Inschriftenkatalog: Odenwaldkreis

Katalogartikel in chronologischer Reihenfolge.

DI 63: Odenwaldkreis (2005)

Nr. 87 Beerfelden, Evangelische Kirche 1500 – 1503?

Beschreibung

Titulus einer Kreuzigungsdarstellung auf einem 12 Felder umfassenden Fenster, das sich ursprünglich im Chor der Kirche befand und heute in das Mittelfenster der mittleren Fensterreihe an der Ostseite der neuen Kirche eingebaut ist, die 1820 vollendet wurde. In der Bildmitte ist der Gekreuzigte zu sehen, zu dessen Seiten zwei Engel schweben, die das Blut aus den Handwunden und aus der Seitenwunde in Kelchen auffangen. Am Kreuzesstamm steht ein weiterer Engel, der das aus der Fußwunde tropfende Blut in einem Kelch auffängt. Links und rechts vom Kreuz stehen Maria und Johannes. Oben am Kreuz ist ein Spruchband befestigt, auf dem sich der Titulus befindet. Als Worttrenner dienen Quadrangel mit paragraphzeichenförmig ausgezogenen Zierstrichen. Der Hintergrund des Bildes ist mit reichem Rankendekor geschmückt. Das Fenster wurde im Jahr 1900 restauriert.1)

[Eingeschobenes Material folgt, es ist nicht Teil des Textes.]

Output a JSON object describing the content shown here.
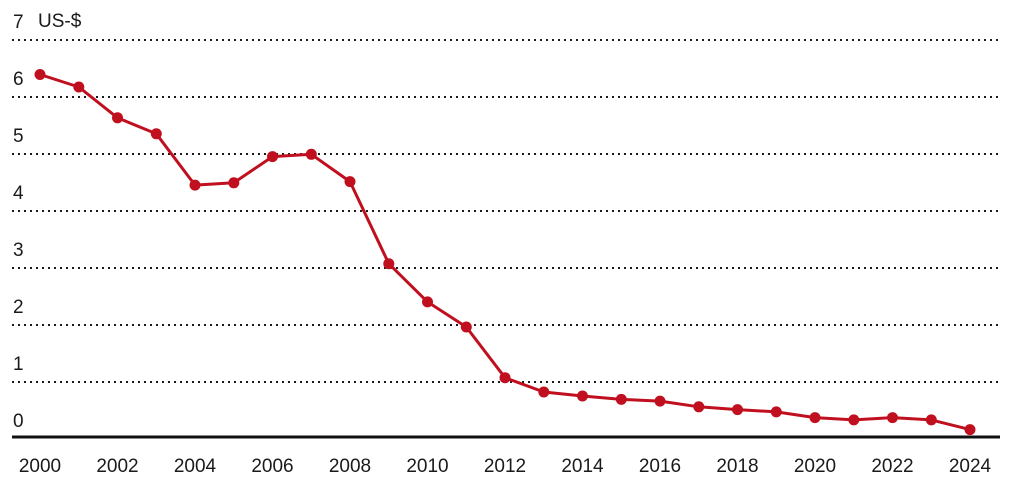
{
  "chart_data": {
    "type": "line",
    "unit_label": "US-$",
    "x": [
      2000,
      2001,
      2002,
      2003,
      2004,
      2005,
      2006,
      2007,
      2008,
      2009,
      2010,
      2011,
      2012,
      2013,
      2014,
      2015,
      2016,
      2017,
      2018,
      2019,
      2020,
      2021,
      2022,
      2023,
      2024
    ],
    "series": [
      {
        "values": [
          6.36,
          6.14,
          5.6,
          5.32,
          4.42,
          4.46,
          4.92,
          4.96,
          4.48,
          3.04,
          2.37,
          1.93,
          1.04,
          0.79,
          0.72,
          0.66,
          0.63,
          0.53,
          0.48,
          0.44,
          0.34,
          0.3,
          0.34,
          0.3,
          0.13
        ],
        "color": "#c0101f"
      }
    ],
    "x_ticks": [
      "2000",
      "2002",
      "2004",
      "2006",
      "2008",
      "2010",
      "2012",
      "2014",
      "2016",
      "2018",
      "2020",
      "2022",
      "2024"
    ],
    "y_ticks": [
      "0",
      "1",
      "2",
      "3",
      "4",
      "5",
      "6",
      "7"
    ],
    "ylim": [
      0,
      7
    ],
    "grid": true,
    "grid_style": "dotted",
    "legend": "none"
  }
}
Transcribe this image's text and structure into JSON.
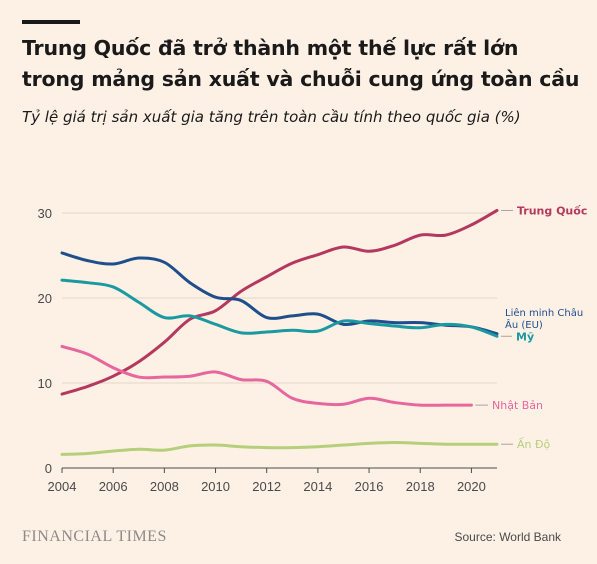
{
  "header": {
    "title": "Trung Quốc đã trở thành một thế lực rất lớn trong mảng sản xuất và chuỗi cung ứng toàn cầu",
    "subtitle": "Tỷ lệ giá trị sản xuất gia tăng trên toàn cầu tính theo quốc gia (%)"
  },
  "footer": {
    "brand": "FINANCIAL TIMES",
    "source": "Source: World Bank"
  },
  "chart_data": {
    "type": "line",
    "title": "Trung Quốc đã trở thành một thế lực rất lớn trong mảng sản xuất và chuỗi cung ứng toàn cầu",
    "subtitle": "Tỷ lệ giá trị sản xuất gia tăng trên toàn cầu tính theo quốc gia (%)",
    "xlabel": "",
    "ylabel": "",
    "xlim": [
      2004,
      2021
    ],
    "ylim": [
      0,
      30
    ],
    "xticks": [
      2004,
      2006,
      2008,
      2010,
      2012,
      2014,
      2016,
      2018,
      2020
    ],
    "yticks": [
      0,
      10,
      20,
      30
    ],
    "grid": true,
    "legend": "direct labels at line ends",
    "series": [
      {
        "name": "Trung Quốc",
        "color": "#b5385f",
        "x": [
          2004,
          2005,
          2006,
          2007,
          2008,
          2009,
          2010,
          2011,
          2012,
          2013,
          2014,
          2015,
          2016,
          2017,
          2018,
          2019,
          2020,
          2021
        ],
        "values": [
          8.7,
          9.6,
          10.8,
          12.5,
          14.8,
          17.5,
          18.5,
          20.8,
          22.5,
          24.1,
          25.1,
          26.0,
          25.5,
          26.2,
          27.4,
          27.4,
          28.6,
          30.3
        ]
      },
      {
        "name": "Liên minh Châu Âu (EU)",
        "color": "#1f4e8c",
        "x": [
          2004,
          2005,
          2006,
          2007,
          2008,
          2009,
          2010,
          2011,
          2012,
          2013,
          2014,
          2015,
          2016,
          2017,
          2018,
          2019,
          2020,
          2021
        ],
        "values": [
          25.3,
          24.4,
          24.0,
          24.7,
          24.2,
          21.8,
          20.1,
          19.7,
          17.7,
          17.9,
          18.1,
          16.9,
          17.3,
          17.1,
          17.1,
          16.8,
          16.6,
          15.8
        ]
      },
      {
        "name": "Mỹ",
        "color": "#1a9aa0",
        "x": [
          2004,
          2005,
          2006,
          2007,
          2008,
          2009,
          2010,
          2011,
          2012,
          2013,
          2014,
          2015,
          2016,
          2017,
          2018,
          2019,
          2020,
          2021
        ],
        "values": [
          22.1,
          21.8,
          21.3,
          19.5,
          17.7,
          17.9,
          16.9,
          15.9,
          16.0,
          16.2,
          16.1,
          17.3,
          17.0,
          16.7,
          16.5,
          16.9,
          16.6,
          15.5
        ]
      },
      {
        "name": "Nhật Bản",
        "color": "#e8669e",
        "x": [
          2004,
          2005,
          2006,
          2007,
          2008,
          2009,
          2010,
          2011,
          2012,
          2013,
          2014,
          2015,
          2016,
          2017,
          2018,
          2019,
          2020
        ],
        "values": [
          14.3,
          13.4,
          11.8,
          10.7,
          10.7,
          10.8,
          11.3,
          10.4,
          10.2,
          8.2,
          7.6,
          7.5,
          8.2,
          7.7,
          7.4,
          7.4,
          7.4
        ]
      },
      {
        "name": "Ấn Độ",
        "color": "#b5cf7a",
        "x": [
          2004,
          2005,
          2006,
          2007,
          2008,
          2009,
          2010,
          2011,
          2012,
          2013,
          2014,
          2015,
          2016,
          2017,
          2018,
          2019,
          2020,
          2021
        ],
        "values": [
          1.6,
          1.7,
          2.0,
          2.2,
          2.1,
          2.6,
          2.7,
          2.5,
          2.4,
          2.4,
          2.5,
          2.7,
          2.9,
          3.0,
          2.9,
          2.8,
          2.8,
          2.8
        ]
      }
    ]
  }
}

Schriftart(en): Frühhumanistische Kapitalis.

Akademie der Wissenschaften und der Literatur Mainz (Brunhild Rittereiser) [1/2]

  1. · I(ESVS) · N(AZARENVS) · R(EX) · I(VDEORVM)2) ·

Kommentar

Das I ist jeweils mit einem Nodus gebildet, das N besitzt einen sehr dünnen, in der Mitte ausgebuchteten retrograden Schrägschaft, und das R trägt eine geschwungene, einwärts gekrümmte Cauda. Die Buchstaben zeigen damit Merkmale der frühhumanistischen Kapitalis, wobei das R von den Formen der gotischen Majuskel geprägt ist.3) Gerade die Einflüsse der gotischen Majuskel verschwinden aber nach etwa 1510 aus der frühhumanistischen Kapitalis.4)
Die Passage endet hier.